(TNS) -- School officials in Frederick County, Md., say the Social Security numbers and personal information of 1,000 former students have been stolen.
Frederick County public schools officials said in a news release Sunday that the data was stolen in a hack that occurred before 2010 and affected students who attended the school system in 2005 and 2006. The information stolen included names, Social Security numbers and dates of birth.
Frederick officials said they worked with the FBI, the Maryland attorney general's office and state education officials on an "extremely thorough" investigation that was completed this month.
But county and state officials have reached different conclusions about the origins of the attack.
Frederick officials said the data might have been stolen from the Maryland State Department of Education system. State officials deny that.
"Because the breach occurred so long ago, it is impossible to definitively identify its source," Frederick school officials said in the news release. "However, the investigation indicated that the information may have been obtained from the MSDE system. ... Indeed, MSDE determined that its system was attacked. It has since taken steps to increase the security of its system."
William Reinhard, a spokesman for the Maryland State Department of Education, said that statement "runs counter to the facts."
"There is no evidence that the breach occurred at the Maryland State Department of Education or, more specifically, that State Data systems were breached," Reinhard said in an email.
Frederick officials said they're taking steps to help former students whose personal information was compromised.
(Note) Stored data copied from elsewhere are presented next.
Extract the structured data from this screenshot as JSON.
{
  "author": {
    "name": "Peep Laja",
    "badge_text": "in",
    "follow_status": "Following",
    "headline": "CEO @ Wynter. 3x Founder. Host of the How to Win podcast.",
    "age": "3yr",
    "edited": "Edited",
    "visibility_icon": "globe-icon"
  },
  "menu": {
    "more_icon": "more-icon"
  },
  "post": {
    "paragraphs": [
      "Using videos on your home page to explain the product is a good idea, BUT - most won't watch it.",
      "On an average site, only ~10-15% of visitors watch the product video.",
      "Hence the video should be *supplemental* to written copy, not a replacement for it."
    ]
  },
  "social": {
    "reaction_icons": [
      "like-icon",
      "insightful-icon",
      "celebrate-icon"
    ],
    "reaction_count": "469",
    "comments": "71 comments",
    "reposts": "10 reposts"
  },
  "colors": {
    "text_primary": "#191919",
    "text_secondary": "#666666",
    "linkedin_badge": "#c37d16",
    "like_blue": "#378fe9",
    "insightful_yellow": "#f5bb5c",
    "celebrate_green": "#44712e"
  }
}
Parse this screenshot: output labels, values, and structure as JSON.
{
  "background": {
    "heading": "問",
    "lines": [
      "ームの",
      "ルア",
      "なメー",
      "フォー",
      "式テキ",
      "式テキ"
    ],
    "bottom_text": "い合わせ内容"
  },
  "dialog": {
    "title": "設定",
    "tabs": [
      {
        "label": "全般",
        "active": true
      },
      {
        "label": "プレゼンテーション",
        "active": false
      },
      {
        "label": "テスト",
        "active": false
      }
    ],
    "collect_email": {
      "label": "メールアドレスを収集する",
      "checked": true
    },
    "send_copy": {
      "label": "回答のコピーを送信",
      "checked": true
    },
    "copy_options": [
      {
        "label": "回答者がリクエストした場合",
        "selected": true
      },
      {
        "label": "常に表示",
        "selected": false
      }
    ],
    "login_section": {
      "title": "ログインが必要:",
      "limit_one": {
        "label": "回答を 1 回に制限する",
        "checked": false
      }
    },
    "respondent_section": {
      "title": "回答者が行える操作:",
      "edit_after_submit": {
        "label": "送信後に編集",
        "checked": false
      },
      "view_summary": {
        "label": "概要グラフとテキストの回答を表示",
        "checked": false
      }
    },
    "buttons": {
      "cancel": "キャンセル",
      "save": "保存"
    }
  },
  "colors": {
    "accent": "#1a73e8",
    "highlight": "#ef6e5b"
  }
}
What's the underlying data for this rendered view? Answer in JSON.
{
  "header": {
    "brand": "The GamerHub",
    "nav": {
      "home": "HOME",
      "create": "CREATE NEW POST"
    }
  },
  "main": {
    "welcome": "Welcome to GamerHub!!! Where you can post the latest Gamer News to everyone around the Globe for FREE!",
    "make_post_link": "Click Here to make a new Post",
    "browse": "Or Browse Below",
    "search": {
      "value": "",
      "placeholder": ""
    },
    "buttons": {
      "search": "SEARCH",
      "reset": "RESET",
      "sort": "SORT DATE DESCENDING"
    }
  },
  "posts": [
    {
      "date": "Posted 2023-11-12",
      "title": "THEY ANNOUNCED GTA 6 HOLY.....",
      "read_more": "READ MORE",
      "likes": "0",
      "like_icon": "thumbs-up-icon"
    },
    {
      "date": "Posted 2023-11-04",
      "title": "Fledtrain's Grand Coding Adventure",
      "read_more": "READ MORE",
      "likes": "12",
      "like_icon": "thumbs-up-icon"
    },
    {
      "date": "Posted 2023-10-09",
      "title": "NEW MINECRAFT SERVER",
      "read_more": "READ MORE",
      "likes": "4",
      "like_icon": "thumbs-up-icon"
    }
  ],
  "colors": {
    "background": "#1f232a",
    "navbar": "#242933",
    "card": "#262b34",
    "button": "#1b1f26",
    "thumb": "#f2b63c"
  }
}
On an online forum called "Dark Stuff," a post from 2012 that is still visible offers to sell 20,000 Social Security numbers, including a "free" sample of 1,000 names and numbers from the Frederick County schools.
"We have been taking — and will continue to take — aggressive action on behalf of those affected," Frederick school officials said. "We are working to have compromised data removed from websites where it may appear."
Officials are offering services from Kroll, an online security firm, to protect victims' identities for one year. The services will include credit monitoring and resorting of identities. Schools officials are reaching out to former students with information about how to enroll in such services.
Reinhard said the Multistate Information Sharing and Analysis Center of the Department of Homeland Security completed a forensic investigation of the hack and could not determine exactly where the breach occurred, but found no evidence of a breach of the state system.
He said no addresses, telephone numbers or financial information were stolen.
"The Maryland State Department of Education takes seriously its responsibilities regarding personally identifiable information," he said in the email. "The Department currently deploys the latest in antivirus software and uses enhanced encryption. MSDE continuously reviews its security posture, processes and protocols."